Berlin: Bericht - Die Alphabettinen: 18 Autorinnen, die etwas auf die Beine stellen wollen

Sehr unterhaltsam und abwechslungsreich stellen die Autorinnen aus Berlin und dem Brandenburger Umland ihr Netzwerk im Grünen Salon der Volksbühne vor. Die Textur und Tonalität ihrer Texte sind ganz unterschiedlich. Von Lyrik über Prosa bis Drehbuch, Hörspiel und Sachbuch spannen die Autorinnen den Bogen.

Vorläufer dieses heutigen Netzwerkes war das 5. Autorinnenforum Berlin – Rheinsberg 2004. Auf der damaligen Tagung trafen sich ca. 100 Autorinnen aus Deutschland, Österreich und der Schweiz. Reizvoll war der Austausch zwischen Ost und West sowie über die Grenzen hinaus. Lesungen, Vorträge, Podiumsgespräche und Workshops bildeten das mehrtägige Programm. Jedes Autorinnenforum war eigenständig.
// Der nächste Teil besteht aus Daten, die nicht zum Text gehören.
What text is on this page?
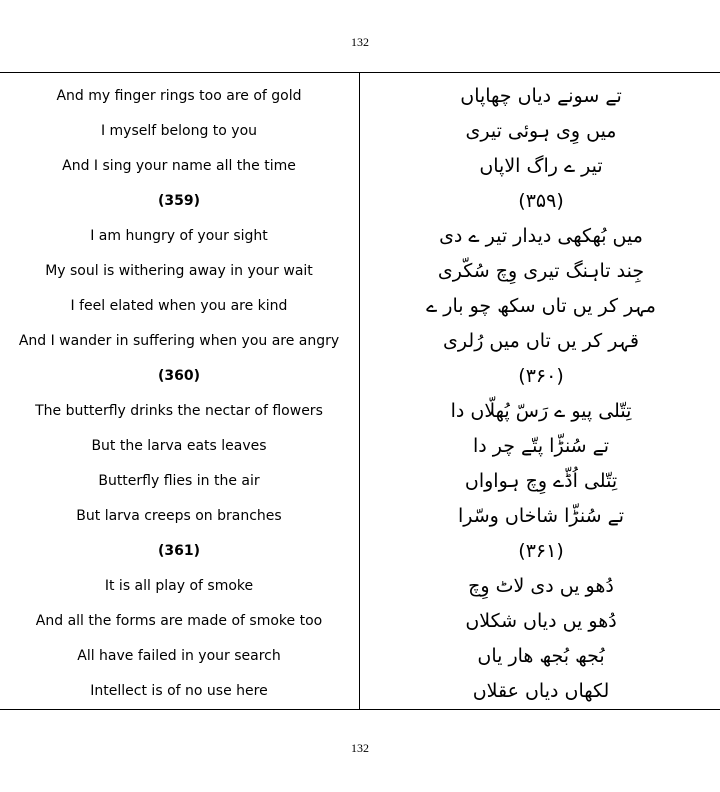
132
And my finger rings too are of gold	تے سونے دیاں چھاپاں
I myself belong to you	میں وِی ہوئی تیری
And I sing your name all the time	تیر ے راگ الاپاں
(359)	(۳۵۹)
I am hungry of your sight	میں بُھکھی دیدار تیر ے دی
My soul is withering away in your wait	جِند تاہنگ تیری وِچ سُکّری
I feel elated when you are kind	مہر کر یں تاں سکھ چو بار ے
And I wander in suffering when you are angry	قہر کر یں تاں میں رُلری
(360)	(۳۶۰)
The butterfly drinks the nectar of flowers	تِتّلی پیو ے رَسّ پُھلّاں دا
But the larva eats leaves	تے سُنڑّا پتّے چر دا
Butterfly flies in the air	تِتّلی اُڈّے وِچ ہواواں
But larva creeps on branches	تے سُنڑّا شاخاں وسّرا
(361)	(۳۶۱)
It is all play of smoke	دُھو یں دی لاٹ وِچ
And all the forms are made of smoke too	دُھو یں دیاں شکلاں
All have failed in your search	بُجھ بُجھ ھار یاں
Intellect is of no use here	لکھاں دیاں عقلاں
132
Es wurde jeweils ein aktuelles Thema in den Mittelpunkt gestellt und brisante kulturpolitische und ästhetische Fragen und Debatten aufgegriffen.

Das Bedürfnis nach einer lokalen Autorinnengruppe in Berlin führte 2002 zur Loslösung von dem Autorinnenforum Berlin – Rheinsberg. Sybil Volks, Ingrid Kaech, Konstanze Reupsch, Claudia Schattach und Carmen Winter führten uns durch die Geschichte des Netzwerkes.
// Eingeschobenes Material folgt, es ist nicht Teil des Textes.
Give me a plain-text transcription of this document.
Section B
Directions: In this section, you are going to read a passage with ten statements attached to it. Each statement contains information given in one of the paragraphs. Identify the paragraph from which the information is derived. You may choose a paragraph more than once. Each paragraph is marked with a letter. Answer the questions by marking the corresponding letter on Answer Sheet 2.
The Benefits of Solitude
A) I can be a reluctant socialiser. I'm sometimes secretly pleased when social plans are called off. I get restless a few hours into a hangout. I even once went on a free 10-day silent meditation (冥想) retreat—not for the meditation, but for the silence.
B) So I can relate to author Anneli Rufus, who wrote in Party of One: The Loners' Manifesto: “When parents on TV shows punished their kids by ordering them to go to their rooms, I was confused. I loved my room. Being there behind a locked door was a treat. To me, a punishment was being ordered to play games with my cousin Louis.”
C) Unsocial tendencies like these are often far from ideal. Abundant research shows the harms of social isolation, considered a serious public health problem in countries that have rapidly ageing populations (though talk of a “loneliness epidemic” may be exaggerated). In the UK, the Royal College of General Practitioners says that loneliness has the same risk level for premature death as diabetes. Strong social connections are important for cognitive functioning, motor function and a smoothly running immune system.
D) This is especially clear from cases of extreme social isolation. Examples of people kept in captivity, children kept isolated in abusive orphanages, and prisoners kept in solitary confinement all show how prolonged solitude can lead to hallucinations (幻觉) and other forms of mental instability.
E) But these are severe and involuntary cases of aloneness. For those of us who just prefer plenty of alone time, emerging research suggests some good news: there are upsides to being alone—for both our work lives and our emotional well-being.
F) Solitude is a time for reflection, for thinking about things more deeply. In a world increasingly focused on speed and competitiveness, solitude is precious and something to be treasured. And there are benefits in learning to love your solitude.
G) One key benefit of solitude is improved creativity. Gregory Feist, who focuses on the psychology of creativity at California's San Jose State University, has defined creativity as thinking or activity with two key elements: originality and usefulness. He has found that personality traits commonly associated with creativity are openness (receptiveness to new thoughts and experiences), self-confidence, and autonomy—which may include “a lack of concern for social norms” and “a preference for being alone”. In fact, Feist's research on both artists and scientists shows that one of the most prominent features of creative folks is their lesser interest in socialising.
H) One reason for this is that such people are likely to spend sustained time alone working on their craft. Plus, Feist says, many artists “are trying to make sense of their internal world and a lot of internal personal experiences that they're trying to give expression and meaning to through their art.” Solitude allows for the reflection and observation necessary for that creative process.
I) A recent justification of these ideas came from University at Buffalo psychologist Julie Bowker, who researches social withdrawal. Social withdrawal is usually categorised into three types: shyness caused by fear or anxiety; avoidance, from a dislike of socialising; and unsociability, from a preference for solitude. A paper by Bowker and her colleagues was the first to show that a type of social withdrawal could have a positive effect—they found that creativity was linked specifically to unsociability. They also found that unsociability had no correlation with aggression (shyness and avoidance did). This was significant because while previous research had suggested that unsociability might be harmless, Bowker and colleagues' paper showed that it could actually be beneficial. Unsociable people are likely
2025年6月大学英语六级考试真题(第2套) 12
Die schreibenden Frauen trafen sich anfänglich in offener Runde im Café Walden im Prenzlauer Berg. Die Mischung der Gruppe bestand weiterhin aus 50/50 Ost-West. 2010 nach einer Gruppenkrise konsolidierte sich die Autorinnengruppe. Umzug des monatlichen Treffpunktes nach Mitte ins Café Aufsturz. Textbesprechungen und Themenabende, Erfahrungsaustausch, Schreibwochenende und gemeinsame Exkursionen schufen eine stärkere Verbindlichkeit und eine dichtere Arbeitsatmosphäre. Nach der Raumfindung erfolgte dann auch die Namensgebung der Gruppe in Alphabettinen. Die Gruppe verbindet 26 Zeichen – das Alphabet und die Verehrung für Bettine A. oder Bettina E.

Mit der Namensgebung erfolgte der sichtbare Schritt, als Gruppe in die Öffentlichkeit zu treten. Es entstand eine gemeinsame Website der Gruppe www.alphabettinen.de. Lesepakete wurden und werden geschnürt, um so Gruppen- oder Teilgruppenauftritte dramaturgisch besser zu inszenieren. Diese sind jeweils thematisch gegliedert. Neueste Entfaltungsform ist der gemeinsame literarische Auftritt im Blog der Gruppe und seit Mai 2014 auch ein facebook-Account.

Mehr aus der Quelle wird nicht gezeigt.